An aggressive or mean rabbit is no joke. Rabbit bites can go clear through fingers, bone and all. Rabbit scratches are worse than cat scratches. Some rabbits become so aggressive they will attack any person who enters a room, usually going for the ankles, and will chase, growl, chomp onto lower limbs and not let go. But such behavior is not a reason to get rid of your rabbit.
The first question to ask if you think you may have a mean rabbit is what are you calling aggressive behavior? If a rabbit nips you when you quit petting him or to get you to pay attention to him, this is not really aggressive behavior. It is one of the ways rabbits naturally communicate. Try teaching him not to bite too hard by squealing when his nips are too sharp. If the rabbit bites you or lunges at you when you reach into his cage, this too is acceptable rabbit behavior. The cage is his and he is letting you know that. But if you are talking about attacks, chases, and hard bites with no apparent provocation, you probably do have an aggressive rabbit.
The second question to ask if your rabbit exhibits aggressive behavior is if your rabbit is a young unaltered rabbit. Young rabbits, as they reach sexual maturity, may exhibit more aggressive behavior. This is true of both males and females, and the behavior usually leaves within a month or so after the rabbit is altered.

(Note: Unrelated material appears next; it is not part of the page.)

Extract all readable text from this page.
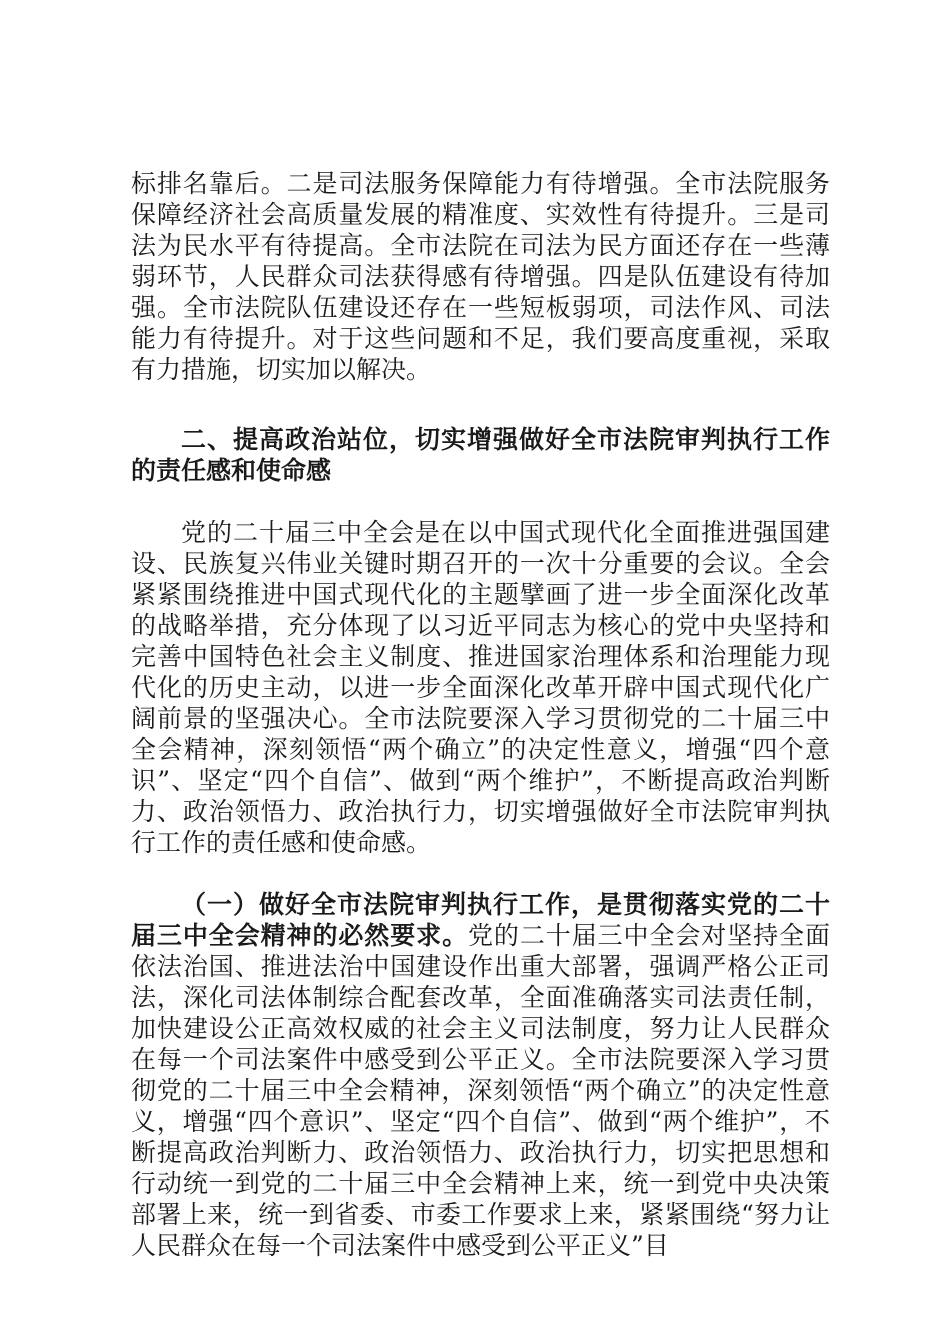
标排名靠后。二是司法服务保障能力有待增强。全市法院服务保障经济社会高质量发展的精准度、实效性有待提升。三是司法为民水平有待提高。全市法院在司法为民方面还存在一些薄弱环节，人民群众司法获得感有待增强。四是队伍建设有待加强。全市法院队伍建设还存在一些短板弱项，司法作风、司法能力有待提升。对于这些问题和不足，我们要高度重视，采取有力措施，切实加以解决。

二、提高政治站位，切实增强做好全市法院审判执行工作的责任感和使命感

党的二十届三中全会是在以中国式现代化全面推进强国建设、民族复兴伟业关键时期召开的一次十分重要的会议。全会紧紧围绕推进中国式现代化的主题擘画了进一步全面深化改革的战略举措，充分体现了以习近平同志为核心的党中央坚持和完善中国特色社会主义制度、推进国家治理体系和治理能力现代化的历史主动，以进一步全面深化改革开辟中国式现代化广阔前景的坚强决心。全市法院要深入学习贯彻党的二十届三中全会精神，深刻领悟“两个确立”的决定性意义，增强“四个意识”、坚定“四个自信”、做到“两个维护”，不断提高政治判断力、政治领悟力、政治执行力，切实增强做好全市法院审判执行工作的责任感和使命感。

（一）做好全市法院审判执行工作，是贯彻落实党的二十届三中全会精神的必然要求。党的二十届三中全会对坚持全面依法治国、推进法治中国建设作出重大部署，强调严格公正司法，深化司法体制综合配套改革，全面准确落实司法责任制，加快建设公正高效权威的社会主义司法制度，努力让人民群众在每一个司法案件中感受到公平正义。全市法院要深入学习贯彻党的二十届三中全会精神，深刻领悟“两个确立”的决定性意义，增强“四个意识”、坚定“四个自信”、做到“两个维护”，不断提高政治判断力、政治领悟力、政治执行力，切实把思想和行动统一到党的二十届三中全会精神上来，统一到党中央决策部署上来，统一到省委、市委工作要求上来，紧紧围绕“努力让人民群众在每一个司法案件中感受到公平正义”目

If your aggressive rabbit has already been spayed or neutered, you probably have a rabbit that was or is being disciplined in an inappropriate manner. Excessively aggressive behavior is usually an expression of excessive fear - the rabbit's fear that he will be hurt. If you raised your rabbit yourself ask yourself the following questions: Do you (or anyone else in your household) try to discipline your rabbit as you would a cat or a dog? Have you struck your rabbit with a newspaper or shouted at it? Do you have young rambunctious children whose behavior might seem threatening to your rabbit? Or a dog or cat whose play may be too rough and frighten your rabbit?
However a rabbit becomes aggressive, the best way to rehabilitate him is with acceptance. Do not compound the problem by trying to punish him for his behavior. Wear long pants, high-topped shoes or boots and gloves if necessary, and meet his aggressive actions with love. Admire him; tell him what a sweet wonderful rabbit he is. It will take time, possibly one or two months, but more than likely the rabbit will gradually respond to this method. As he or she slowly realizes there is nothing to fear from you or his environment, the rabbit will calm down and any charges toward you will be those of welcome.